10:00 a.m. – Crave Gourmet Baskets and Gifts (337-421-0040) – more than 45 specialty olive oils and balsamic vinegar on tap. Customers can mix and match to create specialty gourmet combinations.

  • Tasted many combinations that can be used on salads, cooking main dishes and even drizzled on fruit and dessert. My favorite picks are the chocolate balsamic and blood orange balsamic.

11:00 a.m. – The Louisiana Market (337-656-2908) – specialty gift market selling locally made gifts.

  • Tasted locally roasted coffee and purchased large kits to make authentic Louisiana Gumbo
Seafood Palace - Louisiana blue crab
Seafood Palace – Louisiana blue crab


12:00 p.m.Seafood Palace – one of the greatest local stops for seafood and great Cajun fare.

  • Louisiana blue crab
  • Gumbo
  • Fried ocra
  • Alligator bites
  • Crab pistolettes
  • Side salad (only because I felt obligated)



King cake - Mardi Gras museum
King cake – Mardi Gras museum


1:00 p.m.Mardi Gras museum – to celebrate a huge part of this city’s culture, the Mardi Gras museum in the Central School provides a snapshot of the history surrunding Mardi Gras celebrations in Lake Charles.

  • Decorate and partake in delicious King Cake. I did not find the baby for good luck for the year, but boy was the cake yummy!
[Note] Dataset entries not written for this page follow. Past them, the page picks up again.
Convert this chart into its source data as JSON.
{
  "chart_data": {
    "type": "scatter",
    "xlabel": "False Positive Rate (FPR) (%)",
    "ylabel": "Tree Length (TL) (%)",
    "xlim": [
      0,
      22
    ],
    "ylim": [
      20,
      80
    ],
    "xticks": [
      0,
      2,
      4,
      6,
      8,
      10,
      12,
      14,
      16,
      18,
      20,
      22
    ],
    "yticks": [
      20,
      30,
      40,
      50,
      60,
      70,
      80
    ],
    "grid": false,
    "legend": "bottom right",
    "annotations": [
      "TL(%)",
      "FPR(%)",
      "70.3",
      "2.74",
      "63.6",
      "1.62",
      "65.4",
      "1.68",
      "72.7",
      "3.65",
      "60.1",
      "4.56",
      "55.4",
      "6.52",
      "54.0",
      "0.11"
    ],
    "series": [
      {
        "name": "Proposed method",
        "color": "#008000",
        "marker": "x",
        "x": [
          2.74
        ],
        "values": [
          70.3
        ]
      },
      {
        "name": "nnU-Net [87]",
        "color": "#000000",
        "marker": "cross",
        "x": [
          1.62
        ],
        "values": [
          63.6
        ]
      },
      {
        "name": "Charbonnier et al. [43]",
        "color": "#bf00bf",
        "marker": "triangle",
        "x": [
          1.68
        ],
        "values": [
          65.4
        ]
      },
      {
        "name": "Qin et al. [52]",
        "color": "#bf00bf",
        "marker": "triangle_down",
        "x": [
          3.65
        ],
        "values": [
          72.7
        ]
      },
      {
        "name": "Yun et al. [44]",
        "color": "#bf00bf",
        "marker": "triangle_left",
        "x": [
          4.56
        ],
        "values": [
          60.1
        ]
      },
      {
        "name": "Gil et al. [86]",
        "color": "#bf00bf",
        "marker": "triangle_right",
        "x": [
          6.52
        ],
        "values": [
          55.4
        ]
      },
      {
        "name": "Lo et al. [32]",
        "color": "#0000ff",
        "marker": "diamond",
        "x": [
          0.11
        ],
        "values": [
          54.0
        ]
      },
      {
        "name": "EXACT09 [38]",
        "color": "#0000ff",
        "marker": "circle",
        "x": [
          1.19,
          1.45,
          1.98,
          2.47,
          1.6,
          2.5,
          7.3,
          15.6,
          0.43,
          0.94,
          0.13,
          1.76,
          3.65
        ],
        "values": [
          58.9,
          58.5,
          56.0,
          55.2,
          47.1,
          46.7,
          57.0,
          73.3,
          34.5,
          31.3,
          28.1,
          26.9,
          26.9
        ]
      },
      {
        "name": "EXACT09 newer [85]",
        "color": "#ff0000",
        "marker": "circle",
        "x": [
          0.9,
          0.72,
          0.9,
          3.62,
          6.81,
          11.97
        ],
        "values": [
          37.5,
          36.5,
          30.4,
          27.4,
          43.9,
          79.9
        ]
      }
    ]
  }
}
Louisiana Spirits distillery - photo: Craig Distl
Louisiana Spirits distillery – photo: Craig Distl


3:00 p.m. – Louisiana Spirits Distillery – Producers of Bayou Rum that uses 100% natural unrefined Louisiana cane sugar and molasses. It is also the largest private label rum in the U.S.

  • Satsuma Rum – citrus flavor
  • Silver Rum
  • Spiced Rum

What!? A girl needs something to wash down all this food — 80 proof rum ought to do it!






Beef Wellington - La Truffe Savage
Beef Wellington – La Truffe Savage

6:00 p.m.La Truffe Savage – A fine dining experience offering food and wine pairings for refined taste buds.

  • Double duck Consomme en Croute paired with Krupp Brothers “The Doctor,” Napa 2011
  • Baked Wild Gulf Red Snapper with saffron risotto paired with Krupp Brothers Chardonnay, Napa 2010
  • Prime Beef Wellington paired with Krupp Brothers Black Bart Syrah, Stagecoach Vineyard, Napa 2009
  • Field Greens and Maytag Blue Cheese with Roasted Tomato paired with Krupp Brothers Veraison Red, Napa 2008
  • Gelato Ciacollatto / Chocolate Oblivion Truffle Torte / White Chocolate Mousse paired with Krupp Brothers Veraison, Cabernet Sauvignon, Stagecoach Vineyard, Napa 2008


This was an indulgent 24 hours in Lake Charles trying new food and making new friends. If you love trying food and looking for a little Lagniappe (a little something extra) on your next adventure- I say hit Lake Charles, Louisiana. It doesn’t disappoint!